Сколько ярких надежд
я упрятал
в себе!
Я прошёл пустоту,
побратался с покоем,
и мечта уже редко
прилетает ко мне;
но, как прежде, хочу
отыскать то, другое,
что нигде не терял
и не видел нигде…
– Аой!
Отважный окоём
Тихий шорох стынет
над рекой
возле мо́ста, где туман густой
исплывает
над своей
судьбой.
В росе ивняк и травы на откосах;
они истомлены
в немом оцепенении.
А солнце не торопится к восходу.
То здесь, то там поток задрёманный
как будто невзначай
подёрнется
журчанием,
и в унисон – ленивый рыбий всплеск.
А впереди, за берегом отлогим —
колки берёз, дубков и клёнов
накрыты мглой;
и в них уже шумливо:
ко времени там
пересчёт пернатых.
Подале прочих
иволги округлые распевы;
умеренны они,
тревожны,
глухи,
мнимы;
и в них же —
золото
и радостная алость.
И зоря, взрозовев,
уж пламенит восток,
огнём пронзая небо,
забрызгивая ширь
и шквалом бликов
устрашая тени.
С присоньем,
не спеша
от мо́ста в стороны
сама себя дорога стелет;
по ней прошелестнуло шиной.
И новый след благословился эхом.
Подправлен окоём
глубокою
и ясною отвагой!
В смущеньи перед ним
и рок,
и хмурый вызов;
и сам он уж готов
свои изъяны
сгладить.
Легко душе; и прост её окрас;
не возроя́тся в ней
остывшие волнения.
Всё ровно. Всё с тобой.
И не отыщет уклонений
твой подуста́вший жребий.
О сути времени
…что пройдёт, то будет мило.
А. Пушкин
Прямей и памятней всего – дорога
назад.
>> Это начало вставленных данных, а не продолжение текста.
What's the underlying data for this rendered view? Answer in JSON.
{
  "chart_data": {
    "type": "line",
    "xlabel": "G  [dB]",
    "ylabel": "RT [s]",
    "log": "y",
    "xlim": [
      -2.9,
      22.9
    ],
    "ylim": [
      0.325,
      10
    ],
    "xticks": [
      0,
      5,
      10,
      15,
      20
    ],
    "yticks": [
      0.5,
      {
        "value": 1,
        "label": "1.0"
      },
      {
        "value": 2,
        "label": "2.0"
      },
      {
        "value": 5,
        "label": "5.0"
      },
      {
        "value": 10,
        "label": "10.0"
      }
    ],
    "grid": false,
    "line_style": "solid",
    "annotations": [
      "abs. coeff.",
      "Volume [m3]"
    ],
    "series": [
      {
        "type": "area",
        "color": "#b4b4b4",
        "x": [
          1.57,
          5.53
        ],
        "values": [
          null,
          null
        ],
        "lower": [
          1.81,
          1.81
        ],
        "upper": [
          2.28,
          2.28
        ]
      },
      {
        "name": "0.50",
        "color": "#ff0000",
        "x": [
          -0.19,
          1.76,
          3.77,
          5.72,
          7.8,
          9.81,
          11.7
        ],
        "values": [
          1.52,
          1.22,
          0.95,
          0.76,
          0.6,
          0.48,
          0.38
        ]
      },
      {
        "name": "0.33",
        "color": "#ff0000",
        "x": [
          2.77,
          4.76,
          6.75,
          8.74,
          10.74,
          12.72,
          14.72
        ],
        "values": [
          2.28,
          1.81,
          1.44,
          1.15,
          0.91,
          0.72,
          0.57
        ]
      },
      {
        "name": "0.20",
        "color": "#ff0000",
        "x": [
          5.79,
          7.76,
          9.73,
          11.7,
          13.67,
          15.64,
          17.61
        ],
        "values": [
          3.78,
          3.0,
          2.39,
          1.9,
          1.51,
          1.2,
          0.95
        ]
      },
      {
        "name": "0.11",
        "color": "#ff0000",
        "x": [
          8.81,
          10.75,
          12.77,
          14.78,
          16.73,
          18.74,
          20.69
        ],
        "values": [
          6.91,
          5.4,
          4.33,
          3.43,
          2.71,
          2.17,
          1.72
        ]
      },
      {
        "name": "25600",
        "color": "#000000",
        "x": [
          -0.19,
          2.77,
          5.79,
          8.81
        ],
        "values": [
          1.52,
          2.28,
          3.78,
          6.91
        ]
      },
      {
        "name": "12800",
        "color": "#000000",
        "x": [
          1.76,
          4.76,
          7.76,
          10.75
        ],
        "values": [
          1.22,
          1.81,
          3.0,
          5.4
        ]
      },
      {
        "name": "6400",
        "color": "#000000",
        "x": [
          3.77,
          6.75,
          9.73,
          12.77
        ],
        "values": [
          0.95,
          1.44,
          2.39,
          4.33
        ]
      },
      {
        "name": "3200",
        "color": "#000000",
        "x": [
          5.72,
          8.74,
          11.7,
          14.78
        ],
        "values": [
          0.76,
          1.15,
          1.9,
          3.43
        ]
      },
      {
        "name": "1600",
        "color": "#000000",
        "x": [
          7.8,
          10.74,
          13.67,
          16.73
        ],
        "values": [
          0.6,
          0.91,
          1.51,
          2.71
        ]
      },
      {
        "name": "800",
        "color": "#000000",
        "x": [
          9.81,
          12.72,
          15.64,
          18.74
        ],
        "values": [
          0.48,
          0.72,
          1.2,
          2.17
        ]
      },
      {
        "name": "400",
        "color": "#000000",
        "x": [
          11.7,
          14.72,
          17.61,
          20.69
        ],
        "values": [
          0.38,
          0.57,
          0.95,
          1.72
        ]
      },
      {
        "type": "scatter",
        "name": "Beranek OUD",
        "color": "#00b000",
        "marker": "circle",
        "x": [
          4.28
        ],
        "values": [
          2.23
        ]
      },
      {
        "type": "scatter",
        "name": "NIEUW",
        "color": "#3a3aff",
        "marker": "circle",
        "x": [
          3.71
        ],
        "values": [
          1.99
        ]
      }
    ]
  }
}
От нынешнего и грядущего.
Те, кто имеют руки, головы и ноги
и различают их как части туловищ,
помимо прошлого отнюдь не склонны
в расчёт иное брать, ведь верится
в него с трудом; пример здесь важен:
земля, наш дом, хотя и вертится,
но всё, что ею вот сейчас
наверчено,
уже, неоспоримо, разом
становится вполне прошедшим,
и этой пошленькой закономерности
подвержено всё, что из вечности
даётся узенькому настоящему
или к нему хоть чем причастному;
а что до призрачного, бесконечного,
о чём распространяются как о грядущем,
то столько в нём всего накручено
незримого,
мечтательного,
обнаученного
(как будто б шилом – по сыпучему!),
что на него хоть как рассчитывать
иль им, тем паче, дорожить – не лучше
обсчитыванья крайне бедного,
хотя бы и того, последнего,
которому наобещали,
что он им более не будет
в широтах времени,
куда заманивали
его сомнительными благами,
а, проще говоря, – наврали,
и он, как прежде, как и ранее,
расхлёбывает настоящее,
в одно мгновение прямой дорогой
в своё прошедшее переходящее,
в его заброшенность, в отброшенность,
в то – взятое в кавычки – счастье
свободным быть от нищеты и собственного,
ежесекундно ускользающего
и пропадающего
бедственного
будущего.
Туча,
нависшая угрюмо надо всем под нею,
не знающая, кто такая
она, какого горизонта, рода-племени,
чего висит, куда направится
через мгновение, с какого края
рассеется или обро́нится,
в каком народе ли, в правительстве
была б желаннее, своей свободою
и переменами, вкупе́ с витийствами,
не обольщается, не утешается,
пенять на солнце или ветер,
от коих ей кроя́тся векторы,
не собирается, не видя смысла
жалеть о прочем, неизвестном,
предпочитая по обычаю
в укор грядущему:
пролиться лужею,
хотя б нечистою,
и в ней остаться,
чтоб позеркалиться
и посверкаться
да посмеяться
над шалопаями
и ротозеями,
в неё насевшими,
ну и, естественно,
в знак огорчения
покрыться яростной
липучей грязью
с озеленелою
протухшей желчью —
от настоящего, —
до высыхания…
– Аой!
“Угасают свечения. Розовеют фасады…”
Угасают свечения. Розовеют фасады.
Не сосчитано мнений о былом, невозвратном.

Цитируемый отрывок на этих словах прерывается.